Memory Profile Tool

You can use Memory Profile to visualize the memory usage over time of your accelerators. The Memory Profile tool monitors the memory usage of your device during the profiling interval. You can use this tool to:

  • Debug out of memory (OOM) issues by pinpointing peak memory usage and the corresponding memory allocation to framework ops.
  • Debug memory fragmentation issues.

Supported Platforms

Both TPU and GPU are supported.

Using the Memory Profile Tool

Memory Profile has the following components:

  • The Host ID selector at the top of the page lets you choose between different hosts to profile.
  • The Memory ID selector at the top of the page lets you focus on the High Bandwidth Memory (HBM) attached to one of the different accelerators that may be connected to the host being profiled, or even the host memory in certain cases.

    Memory Profile Host ID and Memory ID Selectors

  • The Memory Profile Summary and the Memory Timeline Graph capture high-level information about memory allocations, deallocations, and usage during the profiling session, including breakdowns across stack and heap, and any impact of fragmentation.

    • The Memory Profile Summary shows the total number of allocations and deallocations during the profiling interval; the total memory capacity of the memory system selected; the lifetime peak heap usage since the model started running (note that this may be outside the profiling interval); and the peak memory usage within the profiling interval.

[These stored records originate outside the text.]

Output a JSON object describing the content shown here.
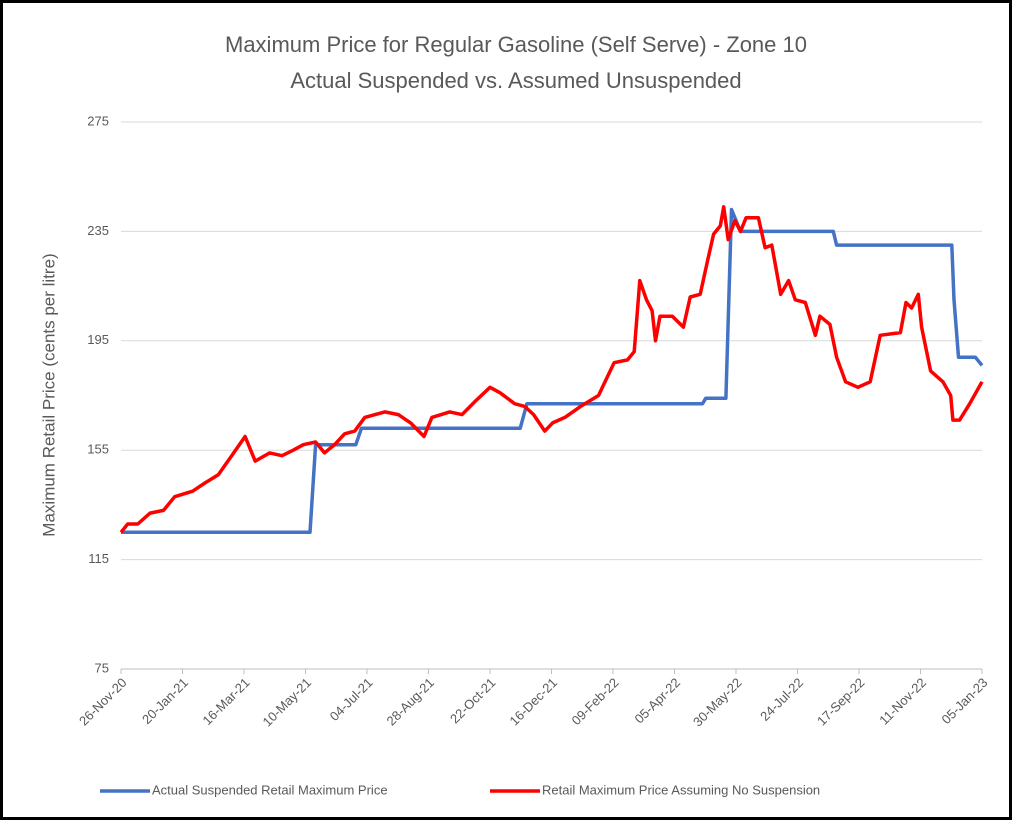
{
  "chart_data": {
    "type": "line",
    "title": "Maximum Price for Regular Gasoline (Self Serve) - Zone 10",
    "subtitle": "Actual Suspended vs. Assumed Unsuspended",
    "y_label": "Maximum Retail Price (cents per litre)",
    "ylim": [
      75,
      275
    ],
    "yticks": [
      75,
      115,
      155,
      195,
      235,
      275
    ],
    "xlim": [
      "2020-11-26",
      "2023-01-05"
    ],
    "xticks": [
      {
        "value": "2020-11-26",
        "label": "26-Nov-20"
      },
      {
        "value": "2021-01-20",
        "label": "20-Jan-21"
      },
      {
        "value": "2021-03-16",
        "label": "16-Mar-21"
      },
      {
        "value": "2021-05-10",
        "label": "10-May-21"
      },
      {
        "value": "2021-07-04",
        "label": "04-Jul-21"
      },
      {
        "value": "2021-08-28",
        "label": "28-Aug-21"
      },
      {
        "value": "2021-10-22",
        "label": "22-Oct-21"
      },
      {
        "value": "2021-12-16",
        "label": "16-Dec-21"
      },
      {
        "value": "2022-02-09",
        "label": "09-Feb-22"
      },
      {
        "value": "2022-04-05",
        "label": "05-Apr-22"
      },
      {
        "value": "2022-05-30",
        "label": "30-May-22"
      },
      {
        "value": "2022-07-24",
        "label": "24-Jul-22"
      },
      {
        "value": "2022-09-17",
        "label": "17-Sep-22"
      },
      {
        "value": "2022-11-11",
        "label": "11-Nov-22"
      },
      {
        "value": "2023-01-05",
        "label": "05-Jan-23"
      }
    ],
    "grid": true,
    "legend": "bottom",
    "series": [
      {
        "name": "Actual Suspended Retail Maximum Price",
        "color": "#4472c4",
        "x": [
          "2020-11-26",
          "2021-05-14",
          "2021-05-19",
          "2021-06-24",
          "2021-06-29",
          "2021-11-18",
          "2021-11-24",
          "2022-04-30",
          "2022-05-03",
          "2022-05-21",
          "2022-05-26",
          "2022-06-03",
          "2022-08-25",
          "2022-08-28",
          "2022-12-09",
          "2022-12-11",
          "2022-12-15",
          "2022-12-30",
          "2023-01-05"
        ],
        "values": [
          125,
          125,
          157,
          157,
          163,
          163,
          172,
          172,
          174,
          174,
          243,
          235,
          235,
          230,
          230,
          210,
          189,
          189,
          186
        ]
      },
      {
        "name": "Retail Maximum Price Assuming No Suspension",
        "color": "#ff0000",
        "x": [
          "2020-11-26",
          "2020-12-02",
          "2020-12-11",
          "2020-12-22",
          "2021-01-03",
          "2021-01-13",
          "2021-01-29",
          "2021-02-09",
          "2021-02-21",
          "2021-03-05",
          "2021-03-17",
          "2021-03-26",
          "2021-04-08",
          "2021-04-19",
          "2021-04-29",
          "2021-05-08",
          "2021-05-19",
          "2021-05-27",
          "2021-06-05",
          "2021-06-14",
          "2021-06-23",
          "2021-07-02",
          "2021-07-20",
          "2021-08-01",
          "2021-08-12",
          "2021-08-24",
          "2021-08-31",
          "2021-09-16",
          "2021-09-27",
          "2021-10-09",
          "2021-10-22",
          "2021-10-31",
          "2021-11-13",
          "2021-11-22",
          "2021-11-30",
          "2021-12-10",
          "2021-12-17",
          "2021-12-28",
          "2022-01-11",
          "2022-01-27",
          "2022-02-10",
          "2022-02-22",
          "2022-02-28",
          "2022-03-05",
          "2022-03-11",
          "2022-03-16",
          "2022-03-19",
          "2022-03-23",
          "2022-04-03",
          "2022-04-13",
          "2022-04-19",
          "2022-04-28",
          "2022-05-05",
          "2022-05-10",
          "2022-05-16",
          "2022-05-19",
          "2022-05-23",
          "2022-05-29",
          "2022-06-03",
          "2022-06-08",
          "2022-06-19",
          "2022-06-25",
          "2022-07-01",
          "2022-07-09",
          "2022-07-16",
          "2022-07-22",
          "2022-07-31",
          "2022-08-09",
          "2022-08-13",
          "2022-08-22",
          "2022-08-28",
          "2022-09-05",
          "2022-09-16",
          "2022-09-27",
          "2022-10-06",
          "2022-10-24",
          "2022-10-29",
          "2022-11-03",
          "2022-11-09",
          "2022-11-12",
          "2022-11-20",
          "2022-12-01",
          "2022-12-08",
          "2022-12-10",
          "2022-12-16",
          "2022-12-25",
          "2023-01-05"
        ],
        "values": [
          125,
          128,
          128,
          132,
          133,
          138,
          140,
          143,
          146,
          153,
          160,
          151,
          154,
          153,
          155,
          157,
          158,
          154,
          157,
          161,
          162,
          167,
          169,
          168,
          165,
          160,
          167,
          169,
          168,
          173,
          178,
          176,
          172,
          171,
          168,
          162,
          165,
          167,
          171,
          175,
          187,
          188,
          191,
          217,
          210,
          206,
          195,
          204,
          204,
          200,
          211,
          212,
          225,
          234,
          237,
          244,
          232,
          239,
          235,
          240,
          240,
          229,
          230,
          212,
          217,
          210,
          209,
          197,
          204,
          201,
          189,
          180,
          178,
          180,
          197,
          198,
          209,
          207,
          212,
          200,
          184,
          180,
          175,
          166,
          166,
          172,
          180
        ]
      }
    ]
  }
}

      Memory Profile Summary

    • The Memory Timeline Graph shows a plot of the memory usage over time (represented by the Y-axis on the left of the graph) and the percentage of fragmentation over the profiling interval (represented by the Y-axis on the right of the graph). At each point in time on the X-axis, the total memory is broken down into three categories: stack (in red), heap (in orange), and free (in green). Hover over a specific timestamp to view the details about the memory allocation/deallocation events at that point like below: Selected timestamp in Memory Timeline Graph showing
an information card with details about the memory
allocation/deallocation events

  • The Memory Breakdown Table provides information about framework-level ops that contribute the most to memory usage. There are also additional per-op details such as the shape, data type, etc., if this information is made available by the compiler to XProf. The table shows these details at the point of peak usage within the profiling window, to aid with debugging Out of Memory (OOM) situations.

Memory Profile

Allocations and deallocations are managed (and added to the profile) by XLA’s runtime allocator, which owns the entire HBM memory space.

The fragmentation metric in the memory profile summary and the memory timeline graph (as a percentage) help identify memory fragmentation issues. A high fragmentation value indicates that although there might be enough total free memory, it is not contiguous, and thus a large allocation request might fail.

Note that Memory Profile is typically more interesting and valuable for GPU profiling than for TPU workloads. The TPU execution model typically involves a large upfront allocation by the XLA compiler, rather than during model training or inference. Therefore, you will often see that the allocation chart looks like a flat horizontal line; the allocations all likely occurred at the very beginning of the profile (if the profiler was active by that point in the run), making them hard to see.

Some key differences between this tool and the Memory Viewer tool:

  • Memory Viewer is purely static and focuses on program order; Memory Profile provides a dynamic view over time during the profiling interval.
  • Memory Viewer visualizes memory allocations on a per-XLA-module basis; for workloads consisting of multiple XLA modules, Memory Profile provides a global view of memory.